Apple received $1 billion from its rival in 2014, according to a
transcript of court proceedings from Oracle Corp.’s copyright
lawsuit against Google. The search engine giant has an agreement
with Apple that gives the iPhone maker a percentage of the revenue
Google generates through the Apple device, an attorney for Oracle
said at a Jan. 14 hearing in federal court. […]
Annette Hurst, the Oracle attorney who disclosed details of the
Google-Apple agreement at last week’s court hearing, said a Google
witness questioned during pretrial information said that “at one
point in time the revenue share was 34 percent.” It wasn’t clear
from the transcript whether that percentage is the amount of
revenue kept by Google or paid to Apple.
An attorney for Google objected to the information being disclosed
and attempted to have the judge strike the mention of 34 percent
from the record.
“That percentage just stated, that should be sealed,” lawyer
Robert Van Nest said, according to the transcript. “We are talking
hypotheticals here. That’s not a publicly known number.”

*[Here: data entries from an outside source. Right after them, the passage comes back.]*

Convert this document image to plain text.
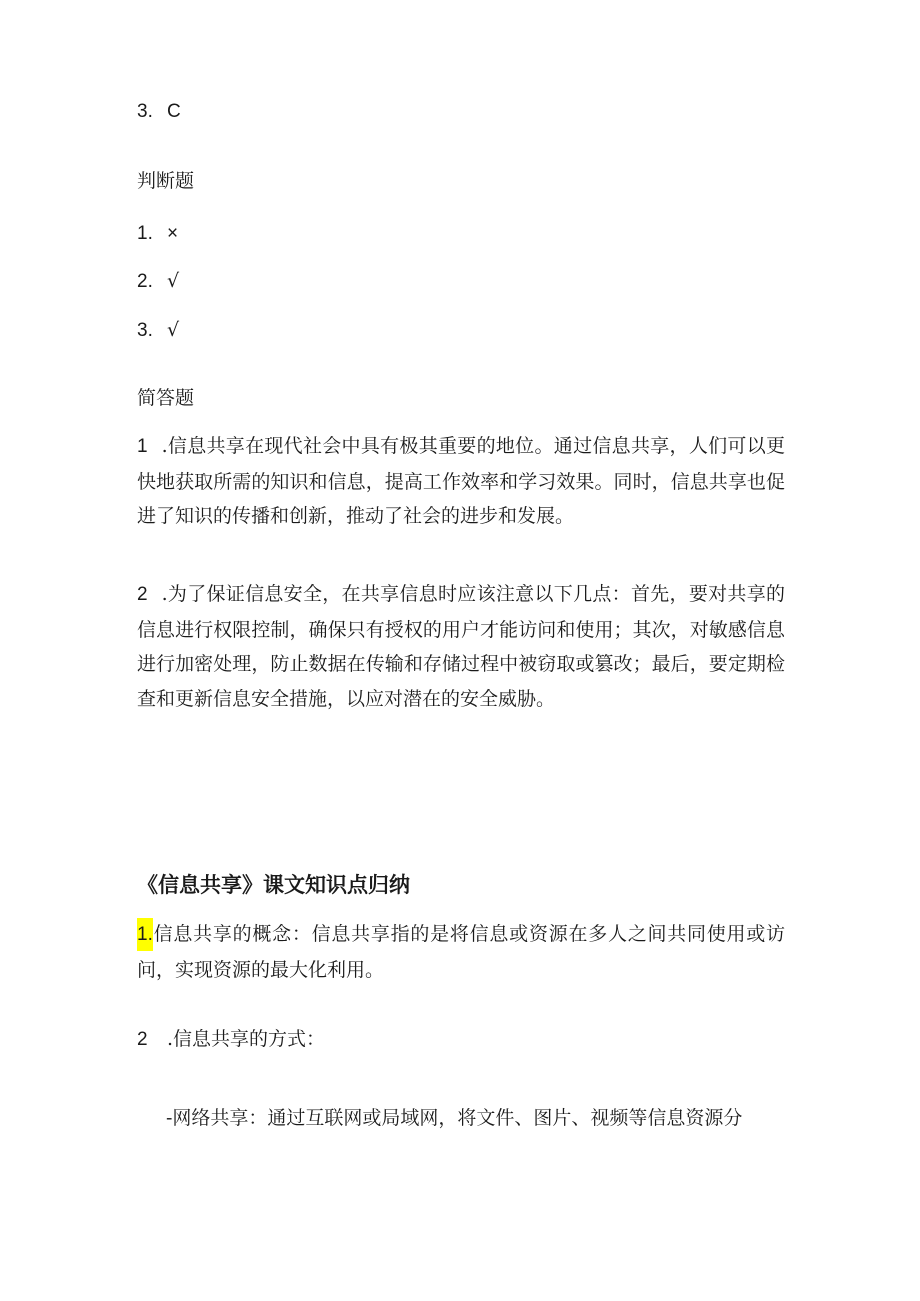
3. C
判断题
1. ×
2. √
3. √
简答题
1 .信息共享在现代社会中具有极其重要的地位。通过信息共享，人们可以更快地获取所需的知识和信息，提高工作效率和学习效果。同时，信息共享也促进了知识的传播和创新，推动了社会的进步和发展。
2 .为了保证信息安全，在共享信息时应该注意以下几点：首先，要对共享的信息进行权限控制，确保只有授权的用户才能访问和使用；其次，对敏感信息进行加密处理，防止数据在传输和存储过程中被窃取或篡改；最后，要定期检查和更新信息安全措施，以应对潜在的安全威胁。
《信息共享》课文知识点归纳
1.信息共享的概念：信息共享指的是将信息或资源在多人之间共同使用或访问，实现资源的最大化利用。
2 .信息共享的方式：
-网络共享：通过互联网或局域网，将文件、图片、视频等信息资源分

The magistrate judge presiding over the hearing later refused
Google’s request to block the sensitive information in the
transcript from public review. Google then asked Alsup to seal and
redact the transcript, saying the disclosure could severely affect
its ability to negotiate similar agreements with other companies.
Apple joined Google’s request in a separate filing.
“The specific financial terms of Google’s agreement with Apple are
highly sensitive to both Google and Apple,” Google said in its
Jan. 20 filing. “Both Apple and Google have always treated this
information as extremely confidential.”
The transcript vanished without a trace from electronic court
records at about 3 p.m. Pacific standard time with no indication
that the court ruled on Google’s request to seal it.
Fascinating. If it’s a revenue share agreement (as opposed to a flat sum), I wonder how Apple verifies the numbers?
Everyone knows Google pays Apple for this placement, but now that we have an actual figure (and no reason to believe it’s gone down since 2014), how does this square with Tim Cook’s criticism of Google’s targeted advertising business model as an invasion of privacy?